The Facts Machine

"And I come back to you now, at the turn of the tide"

Thursday, May 06, 2004

"HEEEEERRE'S RUMMY!"

Sure, Donny is gonna testify tomorrow, in what might amount to an audition to keep his job. But in the meantime, some Senators have finally found a different fall guy in the scandal involving abuse, torture, rape and murder at Abu Ghraib prison.

It's the building.
A bipartisan group of senators is urging the Pentagon to demolish the Abu Ghraib prison in Iraq in order to exorcise a symbol of both Saddam Hussein's torture chambers and an embarrassing episode for the U.S. military.

The Baghdad prison is the focus of a controversy over treatment of Iraqi prisoners by their U.S. captors.

"I think we ought to raze that prison," Senate Intelligence Chairman Pat Roberts, R-Kansas, told reporters Wednesday evening after his panel heard testimony from CIA and Defense Department officials about physical and sexual abuse of Iraqi prisoners at Abu Ghraib.

"I think we ought to take it down -- take the damn thing down," said Roberts, who also serves on the Armed Services Committee.

Sen.

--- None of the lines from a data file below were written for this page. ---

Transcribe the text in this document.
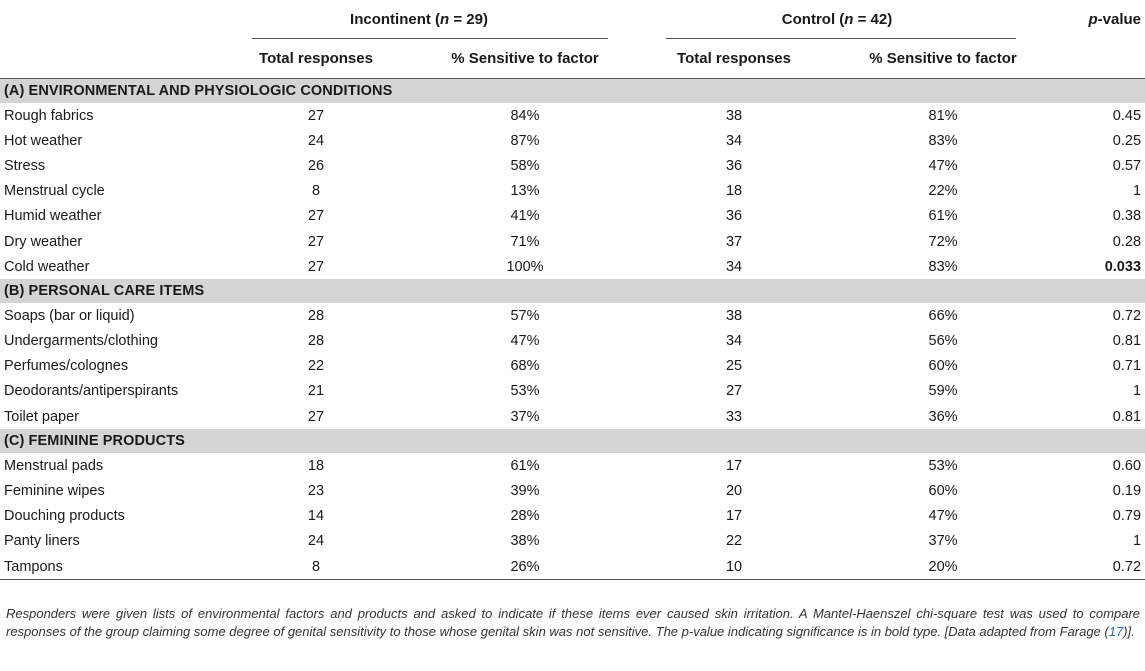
	Incontinent (n = 29)		Control (n = 42)		p-value
	Total responses	% Sensitive to factor	Total responses	% Sensitive to factor	
(A) ENVIRONMENTAL AND PHYSIOLOGIC CONDITIONS					
Rough fabrics	27	84%	38	81%	0.45
Hot weather	24	87%	34	83%	0.25
Stress	26	58%	36	47%	0.57
Menstrual cycle	8	13%	18	22%	1
Humid weather	27	41%	36	61%	0.38
Dry weather	27	71%	37	72%	0.28
Cold weather	27	100%	34	83%	0.033
(B) PERSONAL CARE ITEMS					
Soaps (bar or liquid)	28	57%	38	66%	0.72
Undergarments/clothing	28	47%	34	56%	0.81
Perfumes/colognes	22	68%	25	60%	0.71
Deodorants/antiperspirants	21	53%	27	59%	1
Toilet paper	27	37%	33	36%	0.81
(C) FEMININE PRODUCTS					
Menstrual pads	18	61%	17	53%	0.60
Feminine wipes	23	39%	20	60%	0.19
Douching products	14	28%	17	47%	0.79
Panty liners	24	38%	22	37%	1
Tampons	8	26%	10	20%	0.72
Responders were given lists of environmental factors and products and asked to indicate if these items ever caused skin irritation. A Mantel-Haenszel chi-square test was used to compare responses of the group claiming some degree of genital sensitivity to those whose genital skin was not sensitive. The p-value indicating significance is in bold type. [Data adapted from Farage (17)].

Ben Nelson, D-Nebraska, who first floated the proposal of tearing down the prison to colleagues this week, told CNN that he believes such a move would send a strong signal to the international community that America is ready to "put it all behind us" and begin the healing process.

"We have to send a message here to the world," said Nelson, who said he has received positive feedback from several colleagues on the Armed Services panel.

Nelson said he is in the process of asking the Pentagon whether it has the authority -- and interest -- in destroying the facility on its own. If the Pentagon does not act unilaterally, Nelson added, he is prepared to introduce an amendment to the defense authorization bill that would instruct the military to destroy the prison.
TFM has obtained an exclusive photo of the main hall at Abu Ghraib prison. Maaaan, that place does some weird stuff to your head.

In all seriousness, what are we, stupid? The prison workers were good Americans and Brits, but the aura of Saddam Hussein, via the building, overtook them and caused them to take leave of the moral high-ground, their own good sense, and the Geneva Convention? That's a pretty low bar for our troops.

Then again, all work and no pointing at dicks leaves Jack a dull boy!

One last thing: Does this mean that when Saddam's men were working at the prison, with torture, rape rooms, and soon, were they "blowing off steam", too?